Sugar Hill, Record Cellar, and Me
Anecdote #1, as detailed by label founder Barry Poss in the liner notes of the recent box set Sugar Hill Records: A Retrospective: “James McMurtry’s manager was on the line, asking if we’d be interested in working with his client….It was arranged that I would meet James for dinner prior to an upcoming gig in nearby Raleigh so we could get to know each other. I thought we would have lots to talk about, but it quickly became apparent to me that I was doing all the talking (sort of like My Dinner With Andre — without Andre). He looked down at his plate most of the time and hardly spoke a word.”
Anecdote #2, from Neil Drucker, co-founder of Record Cellar, a Philadelphia-area label formed in the late 1980s to put out a record by the band Flight Of Mavis: “In 1990, Flight Of Mavis had as their booking agent a company named Frontier Booking. Another one of Frontier’s clients was a band called R.E.M. Somehow, someway a story came out in the U.K. weekly music mag NME that R.E.M. was playing small club shows as a support band in the U.S. using the name Flight Of Mavis. Even without the internet, word spread and people were coming to see Flight Of Mavis while expecting to see R.E.M. Flight Of Mavis did okay and ended up with a lot of new fans.”

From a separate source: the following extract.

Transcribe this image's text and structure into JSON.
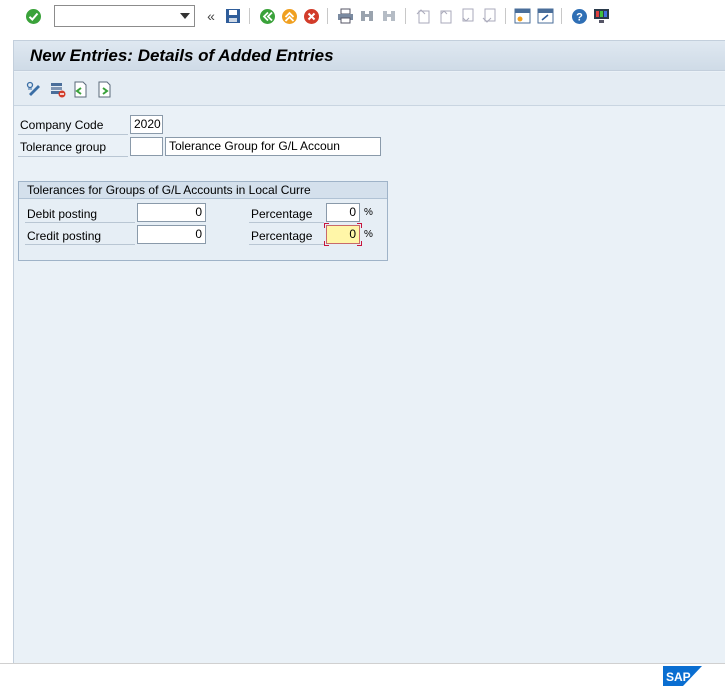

One of the many cool things about smaller record labels is that you sometimes get to have a cameo in their anecdotes. I was a couple tables over from Poss and McMurtry on My Dinner With Barry night, priming for the latter’s show. I was close enough that I considered offering them my knife so they could use it to cut the tension. (It’s worth noting that McMurtry did end up joining the Sugar Hill ranks.) And in the fall of 1990 I was standing in line outside Cat’s Cradle in Chapel Hill, North Carolina, trying to get into a Reivers/Flight Of Mavis show, only to be turned away because everybody and his frat brother were already in the club, selling it out in anticipation of seeing a woodshedding R.E.M.
Such brushes with labelness make you feel that you have a relationship beyond simply seller and consumer. That feeling grew when I found myself in the middle of a group of Sugar Hillians on an Austin-bound plane one year for SXSW and marveling at their camaraderie, and whenever a handwritten note from Drucker accompanied a Record Cellar CD.
I know next to nothing about the music business, and I intend to cling to that naivete as long as I can. That allows me to embrace music as something measured by organs both tangible and intangible — hearts, guts, souls — and not something as annoyingly real as a ledger sheet. It’s a lot more fun to think of record labels as people and not big buildings, to picture decisions being made because someone wandered into a club and fell in love with a band and not because of demographic data. Sugar Hill and Record Cellar are not big buildings.
Thus, recent sad news about both labels hit hard. In early January, Sugar Hill announced that the longstanding home office in Durham, North Carolina, was closing; the imprint will continue, but will be handled from the Nashville office of Welk Music Group (which had purchased Sugar Hill several years back). A few weeks earlier a massively entertaining three-disc set of Record Cellar recordings titled Town And Country 1989-2006 had arrived. The first two discs contain previously released material from the flagship bands Frog Holler, Rolling Hayseeds, Buzz Zeemer, and Flight Of Mavis, while the third disc featured ten new songs. The final sentence of the typically straightforward press sheet stated simply, “This will be Record Cellar’s last release.”
Anecdote #3, courtesy of Lindsay Reid, until recently the Radio Promotions Coordinator at Sugar Hill: “On Thursday night [the night before Sugar Hill’s last day in Durham], Scott Miller overnighted a bottle of Basil Hayden’s Kentucky Straight Bourbon Whiskey. He included a typewritten note, a very Scott Milleresque thing, saying, ‘Wish I could be there to share this. Please raise a toast to the work you’ve done, and more importantly to the fine people you all are. Godspeed, Scott.’ On our last day, we called him, put him on speaker phone, and all took a shot of the whiskey.”
I wasn’t able to crash that last anecdote, but it speaks volumes about the relationship between artists and staff at Sugar Hill. And here’s Drucker’s take from his experience: “I look at all the artists on the label as my friends. I care about them and their families. I’m trying to help them with their music, and they’re trying to help me with the label. I think our lives will always be linked.”
Let’s hope so. Because I don’t rely on music to make a living, the glass can be as rose-colored as I want it to be when I look in from the outside. I have the luxury of wishing that the music business was all about people and connections and wanting folks to hear a song. And I can hope that still, occasionally, it’s about the drama of strained but ultimately rewarding dinners unfolding two tables away, and scrappy bands looking for love, and toasts that are no less heartfelt for being long distance.